Он взглянул на портрет государя, такой похожий на нее, и вдруг ему обоих стало жалко, страшно за обоих. Но опять — небесная музыка, опять хрустальная лестница — и восторг святого разрушения, святого насилия, святого убийства.

— А вы, Софья, почему государю не скажете?

— Разве он меня послушает? Я для него ребенок…

— Ну, так и мы все ребята, щенята: сосем рабью грудь и пищим, а когда надоест наш писк, удавят, как щенят…

Последний звук виолончели замер; последние осколки хрустальной лестницы рухнули — и наступило молчание, мрак; и во мраке — белое, жирное, как опара, из квашни расползшаяся, — лицо Крылова, лицо всей рабьей земли: «Долго ли до поросенка под хреном?»

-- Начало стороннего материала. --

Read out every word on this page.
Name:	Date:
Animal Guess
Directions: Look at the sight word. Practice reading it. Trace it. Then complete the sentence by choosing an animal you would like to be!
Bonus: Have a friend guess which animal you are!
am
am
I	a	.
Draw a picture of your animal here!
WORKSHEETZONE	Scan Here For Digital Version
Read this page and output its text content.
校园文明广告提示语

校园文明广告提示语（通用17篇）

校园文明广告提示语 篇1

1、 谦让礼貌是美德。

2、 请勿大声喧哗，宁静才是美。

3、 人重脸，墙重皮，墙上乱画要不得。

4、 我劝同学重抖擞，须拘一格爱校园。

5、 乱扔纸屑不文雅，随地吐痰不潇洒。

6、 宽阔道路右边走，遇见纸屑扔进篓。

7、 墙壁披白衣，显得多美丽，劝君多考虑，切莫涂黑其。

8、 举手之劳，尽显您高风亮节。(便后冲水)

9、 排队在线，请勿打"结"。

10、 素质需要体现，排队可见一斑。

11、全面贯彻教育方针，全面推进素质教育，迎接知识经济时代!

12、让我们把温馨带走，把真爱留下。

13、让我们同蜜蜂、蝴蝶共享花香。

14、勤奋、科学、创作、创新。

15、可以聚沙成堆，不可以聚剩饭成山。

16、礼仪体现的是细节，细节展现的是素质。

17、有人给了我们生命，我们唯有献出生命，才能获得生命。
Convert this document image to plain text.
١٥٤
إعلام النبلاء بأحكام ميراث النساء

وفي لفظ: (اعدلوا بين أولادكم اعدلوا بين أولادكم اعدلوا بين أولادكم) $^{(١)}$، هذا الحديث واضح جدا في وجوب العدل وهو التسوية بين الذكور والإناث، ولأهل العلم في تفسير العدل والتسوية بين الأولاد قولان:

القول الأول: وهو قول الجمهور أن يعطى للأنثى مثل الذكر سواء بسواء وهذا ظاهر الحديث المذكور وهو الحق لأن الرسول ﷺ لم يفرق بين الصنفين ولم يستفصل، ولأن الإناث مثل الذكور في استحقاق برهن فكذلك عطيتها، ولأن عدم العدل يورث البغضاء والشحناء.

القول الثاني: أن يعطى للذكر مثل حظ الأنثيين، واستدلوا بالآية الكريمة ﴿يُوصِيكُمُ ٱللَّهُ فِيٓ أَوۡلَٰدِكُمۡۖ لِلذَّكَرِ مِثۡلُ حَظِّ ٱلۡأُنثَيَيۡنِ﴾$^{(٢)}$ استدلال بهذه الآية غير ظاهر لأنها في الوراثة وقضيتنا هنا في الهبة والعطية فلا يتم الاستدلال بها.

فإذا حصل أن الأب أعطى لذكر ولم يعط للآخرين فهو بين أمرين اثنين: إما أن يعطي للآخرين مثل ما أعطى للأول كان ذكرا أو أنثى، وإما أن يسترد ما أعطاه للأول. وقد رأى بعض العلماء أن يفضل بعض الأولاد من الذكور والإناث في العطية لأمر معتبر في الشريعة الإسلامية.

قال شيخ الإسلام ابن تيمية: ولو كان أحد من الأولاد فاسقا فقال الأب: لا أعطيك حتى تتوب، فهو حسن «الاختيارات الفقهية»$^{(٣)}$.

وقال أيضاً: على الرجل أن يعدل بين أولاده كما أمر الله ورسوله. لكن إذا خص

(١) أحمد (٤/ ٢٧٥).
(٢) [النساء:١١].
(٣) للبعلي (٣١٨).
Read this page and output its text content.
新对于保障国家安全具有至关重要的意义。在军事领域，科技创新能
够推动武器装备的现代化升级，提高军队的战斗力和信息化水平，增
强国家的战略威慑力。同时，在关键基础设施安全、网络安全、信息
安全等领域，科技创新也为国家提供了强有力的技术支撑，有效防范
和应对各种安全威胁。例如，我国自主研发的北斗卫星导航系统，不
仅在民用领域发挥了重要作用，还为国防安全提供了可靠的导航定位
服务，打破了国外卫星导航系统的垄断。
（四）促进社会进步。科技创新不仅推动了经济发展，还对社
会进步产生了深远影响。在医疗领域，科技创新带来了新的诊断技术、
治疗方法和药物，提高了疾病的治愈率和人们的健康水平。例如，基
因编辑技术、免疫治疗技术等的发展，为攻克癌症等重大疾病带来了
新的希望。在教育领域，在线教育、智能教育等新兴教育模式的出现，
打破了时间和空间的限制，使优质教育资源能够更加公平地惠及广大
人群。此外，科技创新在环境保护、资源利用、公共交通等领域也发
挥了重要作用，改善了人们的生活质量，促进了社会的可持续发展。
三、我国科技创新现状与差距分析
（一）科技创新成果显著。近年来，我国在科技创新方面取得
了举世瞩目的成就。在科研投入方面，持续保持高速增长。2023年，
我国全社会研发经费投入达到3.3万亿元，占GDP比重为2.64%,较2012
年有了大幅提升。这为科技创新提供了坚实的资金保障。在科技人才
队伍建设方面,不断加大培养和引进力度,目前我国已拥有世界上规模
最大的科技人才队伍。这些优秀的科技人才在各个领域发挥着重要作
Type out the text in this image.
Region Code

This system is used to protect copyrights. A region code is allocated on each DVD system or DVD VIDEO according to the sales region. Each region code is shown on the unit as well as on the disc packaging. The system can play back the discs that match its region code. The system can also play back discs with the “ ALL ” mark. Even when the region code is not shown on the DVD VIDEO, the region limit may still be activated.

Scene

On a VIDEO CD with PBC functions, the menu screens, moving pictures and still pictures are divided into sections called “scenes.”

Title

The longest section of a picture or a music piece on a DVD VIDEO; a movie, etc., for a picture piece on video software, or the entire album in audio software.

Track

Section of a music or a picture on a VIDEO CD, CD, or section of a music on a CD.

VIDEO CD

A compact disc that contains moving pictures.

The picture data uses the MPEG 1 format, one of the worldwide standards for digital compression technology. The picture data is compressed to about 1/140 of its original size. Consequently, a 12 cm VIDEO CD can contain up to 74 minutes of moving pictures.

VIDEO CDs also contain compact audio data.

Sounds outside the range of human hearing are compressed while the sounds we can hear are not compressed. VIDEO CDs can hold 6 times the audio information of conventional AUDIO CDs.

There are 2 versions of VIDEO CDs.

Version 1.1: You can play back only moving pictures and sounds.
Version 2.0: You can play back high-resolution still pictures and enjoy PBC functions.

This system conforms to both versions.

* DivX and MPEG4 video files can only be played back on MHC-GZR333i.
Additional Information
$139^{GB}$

В лице Софьи было такое страдание, такой ужас, что Голицын сам ужаснулся тому, что сделал.

— Софочка, милая…

— Нет, оставьте, не надо, не надо, молчите! Потом… — проговорила она, еще больше бледнея; быстро встала и пошла от него. Он хотел было идти за ней, но почувствовал, что не надо, — лучше оставить одну. Ужаснулся. Но радость была сильнее, чем ужас; радость о том, что теперь любовь к Софье и любовь к свободе для него — уже одна любовь.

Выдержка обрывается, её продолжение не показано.